A victory for medicine trial transparency but there is still a long way to go

 

 canScience

 

The European Parliament voted on Wednesday the adoption of the new Clinical Trials Regulation, which has removed the legal framework on commercial confidentiality that previously allowed pharma not to publish its data. With the new Regulation information from trial study reports on the efficacy and safety of new medicines should not be considered commercially confidential.

 

The Regulation also requires, among other things, that

 

  • all drug trials in Europe are registered on the publicly accessible EU clinical trials register

  • a summary of the results — “understandable to a lay person” — from these trials is published on the register within a year of the trial’s end

  • Clinical Study Reports are be made publicly available, and that

  • a new, publicly accessible EU clinical trials register is set up and run by the European Medicines Agency (EMA).

 

This new EU transparency policy goes significantly beyond the FDA´s policy in the US (similar to the initial European Commission proposal for the Regulation) that only requires a summary of the trial to be publicly available. The most important improvement is that it mandates the publishing Clinical Study Reports (CSRs), which are comprehensive documents presenting clinical trial results in a detailed and structured manner, thatshould not be considered commercially confidential once a marketing authorisation has been granted, the decision making process on the application for a marketing authorisation has been completed, or an application for marketing authorisation has been withdrawn(Recital 20a).

 

This victory for transparency is only partial. It only applies to new medicines starting in 2016 and a number of large and dangerous loopholes remain. As well, Big Pharma has announced that they will try to influence the implementation of the Regulation to restrict the new pro-transparency rules. The European pharma industry association, EFPIA, has said that “[It] is critical that the Commission and EMA interpret the Clinical Trial Regulation in a manner that respects patient privacy, the integrity of regulatory decision-making, and incentives for companies to make long-term investments in biomedical research.

 

 

Some of Regulation´s loopholes are the following:

 

– It fails to mandate that investigators (clinicians) and not the industrial sponsors report all serious adverse reactions to health authorities, whether they are “expected” or “unexpected”, meaning that safety data can still be withheld.

 

-It allows for “low intensity trials”, either post-authorization or “off-label”, and “non-commercial” trials to have much lower reporting requirements.

 

-It fails to require comparative clinical trials so that the new medicine would be compared with the reference (“gold standard”) treatment, as opposed to only a placebo, in order to determine whether it has a therapeutic advantage over existing treatments.

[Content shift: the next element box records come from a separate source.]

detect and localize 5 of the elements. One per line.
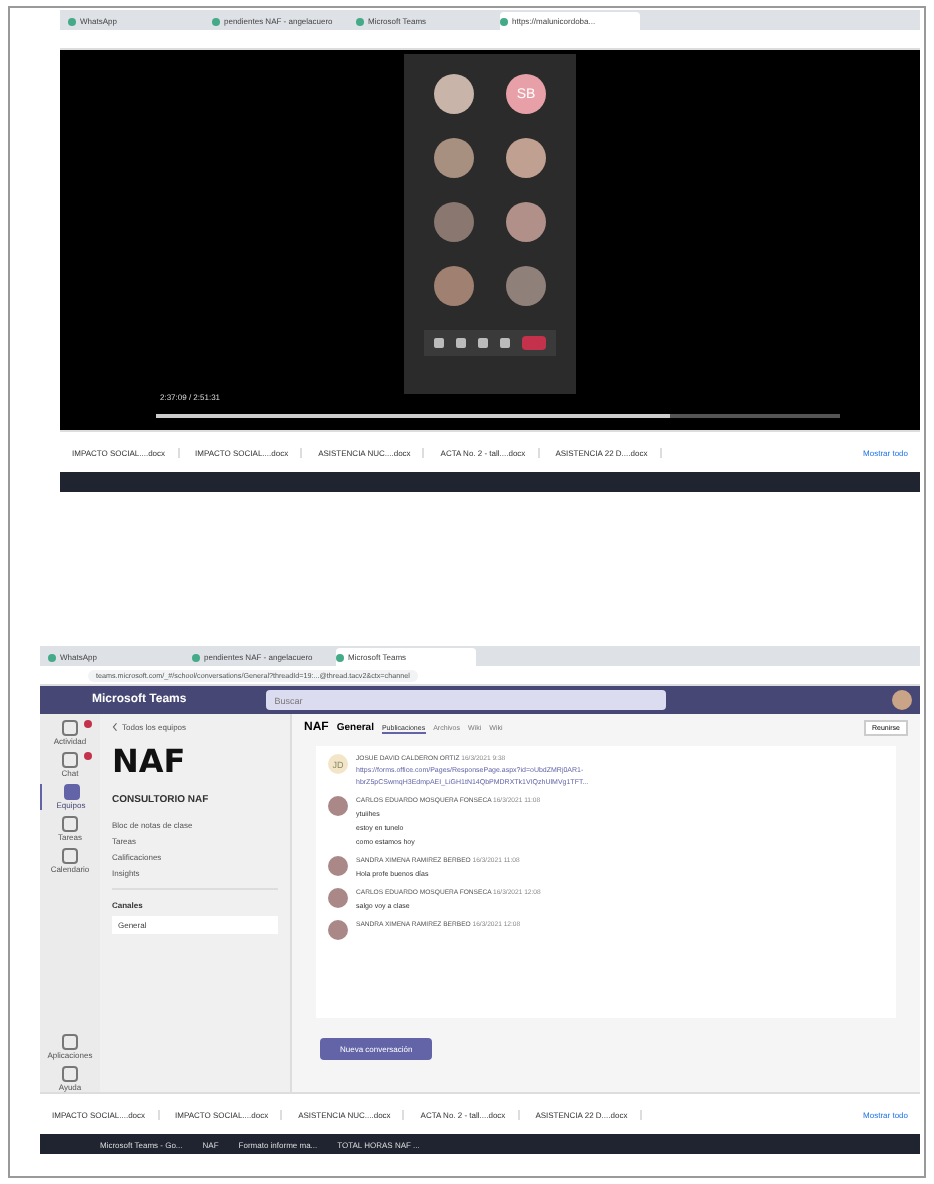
back-icon[interactable] [112, 722, 118, 732]
team-logo: NAF [112, 742, 188, 780]
hang-up-button[interactable] [522, 336, 546, 350]
user-avatar [328, 796, 348, 816]
user-avatar[interactable] [892, 690, 912, 710]
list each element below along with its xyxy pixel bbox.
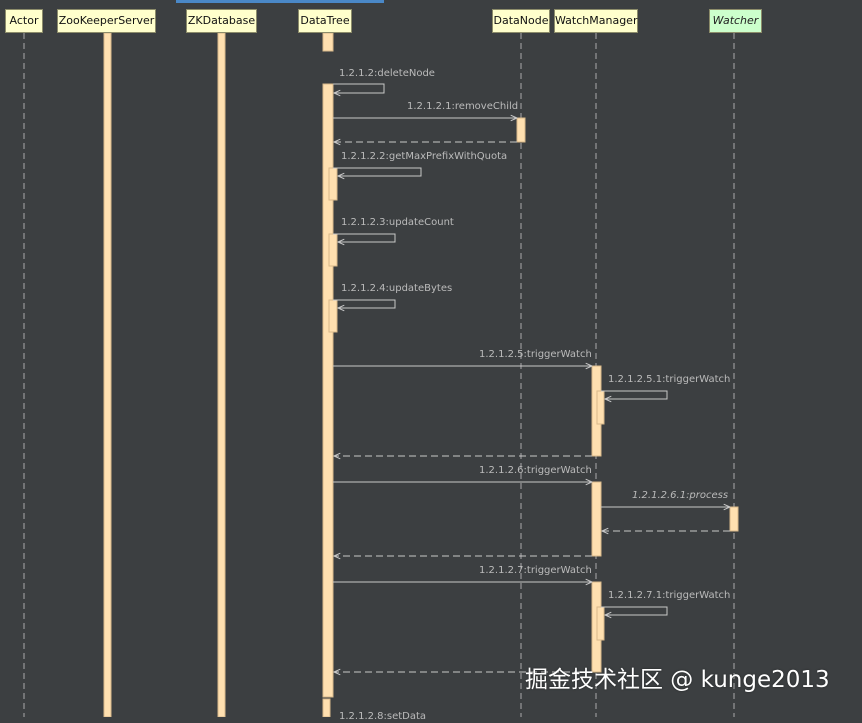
- participant-datanode[interactable]: DataNode: [492, 9, 550, 33]
- message-label: 1.2.1.2.8:setData: [339, 711, 427, 722]
- activation-zookeeperserver: [103, 32, 112, 717]
- message-label: 1.2.1.2.5.1:triggerWatch: [608, 374, 731, 385]
- message-label: 1.2.1.2.6.1:process: [632, 490, 729, 501]
- message-label: 1.2.1.2.5:triggerWatch: [479, 349, 592, 360]
- participant-watcher[interactable]: Watcher: [709, 9, 762, 33]
- participant-watchmanager[interactable]: WatchManager: [554, 9, 638, 33]
- activation-watcher: [729, 506, 739, 532]
- message-label: 1.2.1.2.3:updateCount: [341, 217, 454, 228]
- arrow-triggerwatch-7-1: [601, 606, 668, 615]
- message-label: 1.2.1.2:deleteNode: [339, 68, 435, 79]
- arrow-updatecount: [333, 233, 396, 242]
- arrow-triggerwatch-5-1: [601, 390, 668, 399]
- message-label: 1.2.1.2.4:updateBytes: [341, 283, 453, 294]
- activation-watchmanager-3-nested: [596, 606, 605, 641]
- arrow-updatebytes: [333, 299, 396, 308]
- participant-zookeeperserver[interactable]: ZooKeeperServer: [57, 9, 156, 33]
- activation-datatree-nested-2: [328, 233, 338, 267]
- message-label: 1.2.1.2.1:removeChild: [407, 101, 519, 112]
- activation-datatree-nested-1: [328, 167, 338, 201]
- participant-datatree[interactable]: DataTree: [298, 9, 352, 33]
- message-label: 1.2.1.2.7:triggerWatch: [479, 565, 592, 576]
- activation-datatree-tail: [322, 698, 331, 717]
- activation-datatree-nested-3: [328, 299, 338, 333]
- message-label: 1.2.1.2.6:triggerWatch: [479, 465, 592, 476]
- participant-actor[interactable]: Actor: [5, 9, 43, 33]
- message-label: 1.2.1.2.2:getMaxPrefixWithQuota: [341, 151, 508, 162]
- activation-zkdatabase: [217, 32, 226, 717]
- activation-datanode: [516, 117, 526, 143]
- watermark: 掘金技术社区 @ kunge2013: [525, 667, 830, 693]
- arrow-getmaxprefixwithquota: [333, 167, 422, 176]
- activation-watchmanager-2: [591, 481, 602, 557]
- activation-datatree-top: [322, 32, 334, 52]
- participant-zkdatabase[interactable]: ZKDatabase: [186, 9, 257, 33]
- arrow-deletenode: [333, 83, 385, 93]
- activation-watchmanager-1-nested: [596, 390, 605, 425]
- message-label: 1.2.1.2.7.1:triggerWatch: [608, 590, 731, 601]
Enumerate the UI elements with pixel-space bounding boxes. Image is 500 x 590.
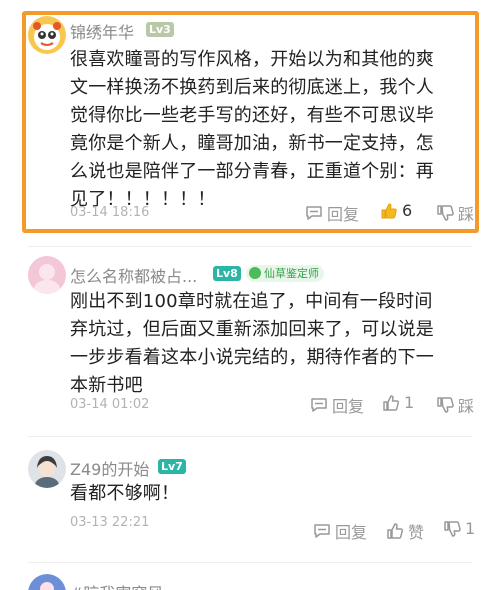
comment-text: 刚出不到100章时就在追了，中间有一段时间 弃坑过，但后面又重新添加回来了，可以… — [70, 291, 434, 396]
level-badge: Lv8 — [213, 266, 241, 281]
divider — [28, 562, 472, 563]
reply-button[interactable]: 回复 — [313, 519, 367, 543]
avatar[interactable] — [28, 16, 66, 54]
leaf-icon — [249, 267, 261, 279]
dislike-button[interactable]: 1 — [443, 519, 475, 538]
reply-icon — [306, 206, 322, 220]
like-button[interactable]: 6 — [380, 201, 412, 220]
thumbs-down-icon — [437, 205, 454, 221]
dislike-button[interactable]: 踩 — [436, 393, 474, 417]
thumbs-down-icon — [437, 397, 454, 413]
like-button[interactable]: 赞 — [386, 519, 424, 543]
thumbs-down-icon — [444, 520, 461, 537]
comment-text: 看都不够啊！ — [70, 483, 180, 504]
comment-username[interactable]: 怎么名称都被占... — [70, 263, 197, 287]
comment-timestamp: 03-14 01:02 — [70, 397, 150, 412]
comment-timestamp: 03-13 22:21 — [70, 515, 150, 530]
thumbs-up-icon — [387, 523, 404, 539]
thumbs-up-icon — [383, 394, 400, 411]
comment-username[interactable]: Z49的开始 — [70, 456, 149, 480]
comment-timestamp: 03-14 18:16 — [70, 205, 150, 220]
avatar[interactable] — [28, 450, 66, 488]
comment-username[interactable]: #晾我害窗风 — [70, 580, 163, 590]
divider — [28, 246, 472, 247]
like-button[interactable]: 1 — [382, 393, 414, 412]
reply-icon — [311, 398, 327, 412]
thumbs-up-icon — [381, 202, 397, 218]
level-badge: Lv3 — [146, 22, 174, 37]
comment-username[interactable]: 锦绣年华 — [70, 19, 134, 43]
avatar[interactable] — [28, 256, 66, 294]
comment-text: 很喜欢瞳哥的写作风格，开始以为和其他的爽 文一样换汤不换药到后来的彻底迷上，我个… — [70, 49, 434, 210]
avatar[interactable] — [28, 574, 66, 590]
level-badge: Lv7 — [158, 459, 186, 474]
reply-icon — [314, 524, 330, 538]
title-badge: 仙草鉴定师 — [246, 265, 324, 282]
reply-button[interactable]: 回复 — [310, 393, 364, 417]
divider — [28, 436, 472, 437]
dislike-button[interactable]: 踩 — [436, 201, 474, 225]
reply-button[interactable]: 回复 — [305, 201, 359, 225]
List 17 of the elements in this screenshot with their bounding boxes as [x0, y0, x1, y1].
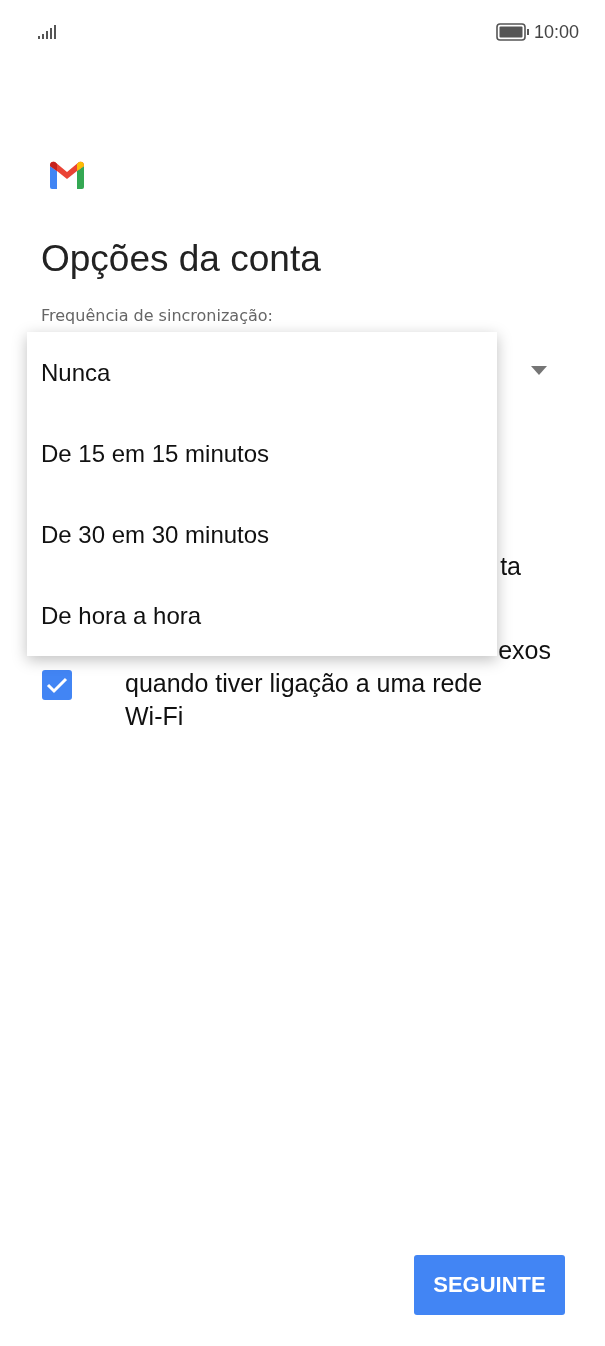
- option-text: ta: [500, 551, 521, 582]
- field-label: Frequência de sincronização:: [41, 305, 273, 327]
- page-title: Opções da conta: [41, 237, 321, 281]
- clock-time: 10:00: [533, 21, 579, 43]
- checkbox[interactable]: [42, 669, 72, 700]
- mail-logo-icon: [48, 160, 86, 189]
- option-text: quando tiver ligação a uma rede Wi-Fi: [125, 668, 484, 732]
- battery-icon: [495, 23, 530, 41]
- next-button[interactable]: SEGUINTE: [414, 1255, 565, 1315]
- menu-item[interactable]: Nunca: [27, 332, 497, 413]
- check-icon: [46, 675, 68, 694]
- signal-icon: [38, 25, 58, 39]
- option-text: exos: [498, 635, 551, 666]
- menu-item[interactable]: De 15 em 15 minutos: [27, 413, 497, 494]
- menu-item[interactable]: De 30 em 30 minutos: [27, 494, 497, 575]
- dropdown-arrow-icon[interactable]: [531, 365, 547, 375]
- menu-item[interactable]: De hora a hora: [27, 575, 497, 656]
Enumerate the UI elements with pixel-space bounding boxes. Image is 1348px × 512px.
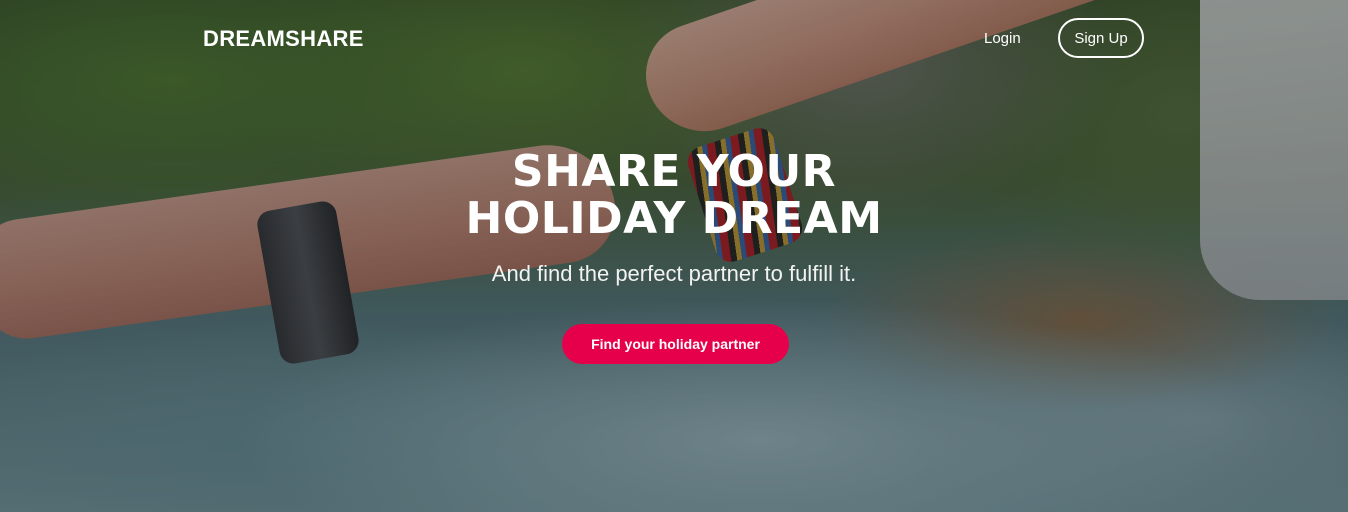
- find-partner-button[interactable]: Find your holiday partner: [562, 324, 789, 364]
- login-link[interactable]: Login: [984, 30, 1021, 47]
- hero-headline: SHARE YOUR HOLIDAY DREAM: [0, 148, 1348, 242]
- brand-logo[interactable]: DREAMSHARE: [203, 26, 364, 52]
- hero-headline-line2: HOLIDAY DREAM: [465, 193, 883, 244]
- top-navigation: DREAMSHARE Login Sign Up: [0, 0, 1348, 80]
- hero-section: DREAMSHARE Login Sign Up SHARE YOUR HOLI…: [0, 0, 1348, 512]
- hero-subtitle: And find the perfect partner to fulfill …: [491, 261, 857, 286]
- hero-headline-line1: SHARE YOUR: [511, 146, 837, 197]
- signup-button[interactable]: Sign Up: [1058, 18, 1144, 58]
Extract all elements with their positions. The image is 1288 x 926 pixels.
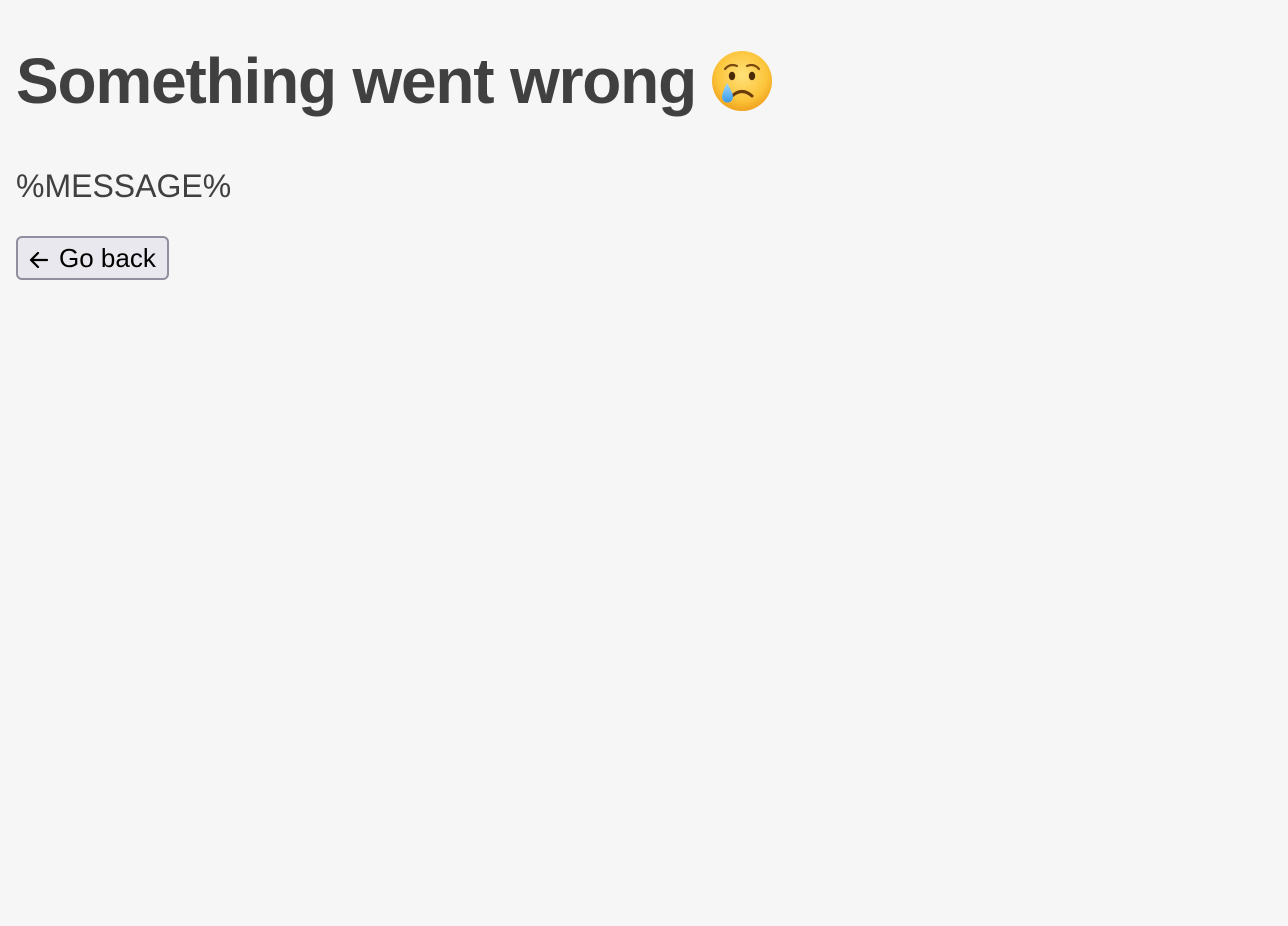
page-title-text: Something went wrong <box>16 45 697 117</box>
crying-face-icon <box>710 49 774 113</box>
go-back-label: Go back <box>59 242 156 273</box>
page-title: Something went wrong <box>16 42 774 120</box>
arrow-left-icon <box>28 247 50 269</box>
error-message: %MESSAGE% <box>16 168 232 204</box>
go-back-button[interactable]: Go back <box>16 236 169 280</box>
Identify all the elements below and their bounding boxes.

It does not mandate the public registration of all individual trial patient data.

 

 

The transparency camp will have to be vigilant throughout the long implementation process of the Clinical Trial Directive to assure a positive, pro-public health interpretation of the legislation. The Pharma industry will continue lobbying the EU institutions and the EMA heavily in the opposite direction.

 

 

Unfortunately, other threats to clinical trial transparency are looming. In the coming months the European Parliament will be considering the Trade Secret Directive that could have a devastating impact on transparency by re-affirming commercial confidentiality as a legal imperative. We must also be conscious of the negotiations of the EU-US Free Trade Agreement, TTIP, that is also discussing new transatlantic rules proposed in Big Pharma that would roll back any gains made in the present regulation.

 

 

The new Clinical Trial Regulation has been a partial but significant victory for civil society, socially committed medical professionals and the independent scientific community. This coalition must stay organized if we wish to move forward an ambitious agenda for medical science based on evidence and public health needs.